Et si le besoin se fait sentir malgré tout, la prémédication est ainsi déjà faite. Je n'attends plus longtemps pour nettoyer la plaie. D'après mes observations, c'est une longue entaille. Impressionnante, mais elle n'est profonde que sur quelques centimètres. Cela m'impose tout de même une certaine prudence, afin de vérifier que le péritoine n'ait pas été touché. Je profite de ce moment pour répondre à la question de l'homme inquiet. Il y avait un sous-entendu dans sa voix, et je ne souhaite pas qu'il se fasse de fausses idées.
Je ne pense pas qu'il s'agisse d'une malversation humaine.
Mes doigts changent de compresse, faisant relever la tête au renard, un court instant. Cela me fait sourire.
Eh oui, c'est froid.
Attendri, je lui flatte légèrement la tête. Mais il reste calme, ne bronche pas. Tranquille. La vétédine mousse au contact du sang, mais même un néophyte devrait être désormais capable de voir ce qui a permis mon diagnostique.
Voyez, la plaie est nette, mais le tracé est malgré tout irrégulier. Il a dû se frotter de trop près à un morceau de métal. Un morceau de carrosserie, peut-être.

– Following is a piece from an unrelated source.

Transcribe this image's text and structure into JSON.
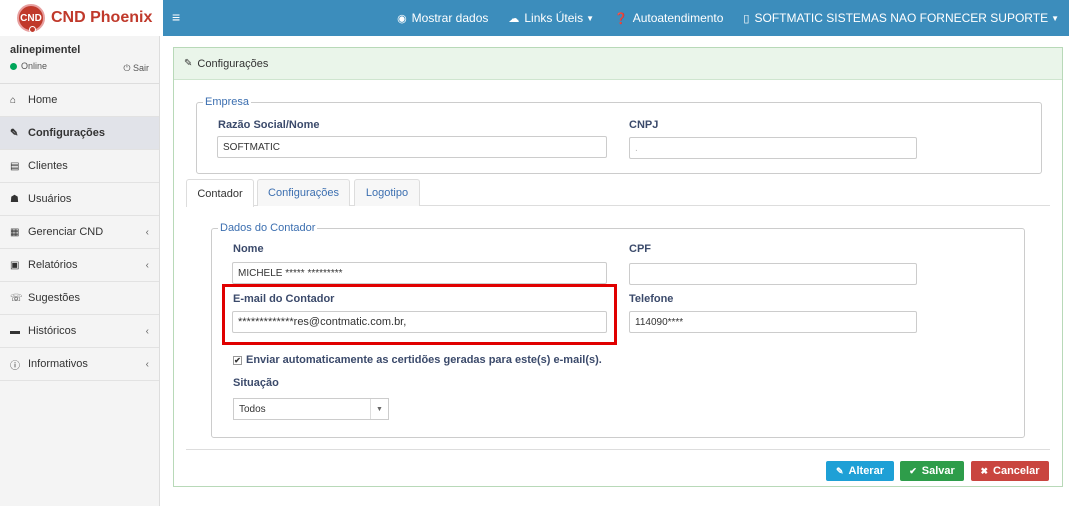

Mes doigts sont rouges. Autant du sang de l'animal que du produit nettoyant, que la coloration diluait. Bien trop tard pour mettre des gants. L'hémorragie était superficielle, et s'est arrêté. J'assèche la zone à opérer. Je palpe légèrement les contours de la blessure. Tiens, depuis quand ai-je froncé les sourcils ? Je souffle légèrement et me détends. Ce n'est pas si grave. Rapidement, je vais me laver les mains. Le contact du savon aseptique est désagréable, mais je frotte vigoureusement quand même. Le rouge s'efface un peu dans l'évier.
Un masque vient couvrir mon nez. Il estompe l'odeur du sang, mais je n'en sens que plus la finesse du fil et de l'aiguille courbe lorsque mes doigts les plongent dans un bain désinfectant. Le renard respire sereinement, immobile.
Vient alors la question de l'homme, qui ne m'a pas quitté des yeux, accroché à mes moindres faits et gestes. A son comportement, je pourrais presque croire qu'il ne s'agit en rien d'un animal sauvage. Mais son investissement est totalement désintéressé, et je respecte cela. Par égard pour sa sensibilité, j'essaie d'y mettre les formes.
Pas dans l'immédiat. Il aura besoin d'une longue convalescence. Il faudra que je retire les sutures, avant de m'assurer d'un bon état général pour envisager de le relâcher.
Mes yeux sont plissés sur un sourire qui se veut rassurant, à défaut de le voir sous le masque. Méticuleusement, je joins les lèvres de la plaie pour commencer un travail de fourmi.
Je vais procéder aux soins quotidiens, et il n'est pas rare que durant cette période l'animal s'habitue à l'homme.
J'entame la partie la plus délicate, au dessus d'un muscle transverse fragilisé. Chaque geste est précis, mes doigts se délient naturellement, sans un faux mouvement. J'y reste attentif. Pendant cette période, je me tais, et ma pensée reste en suspens. L'habituation n'est pas une bonne chose pour un retour à l'état sauvage. Ni pour éviter ce genre de mésaventure. Mais je ne peux deviner la pensée profonde de mon interlocuteur. J'agis dans l'urgence, le reste relève du détail. Je sens son regard, presque critique. J'espère qu'il apprécie ce qu'il voit.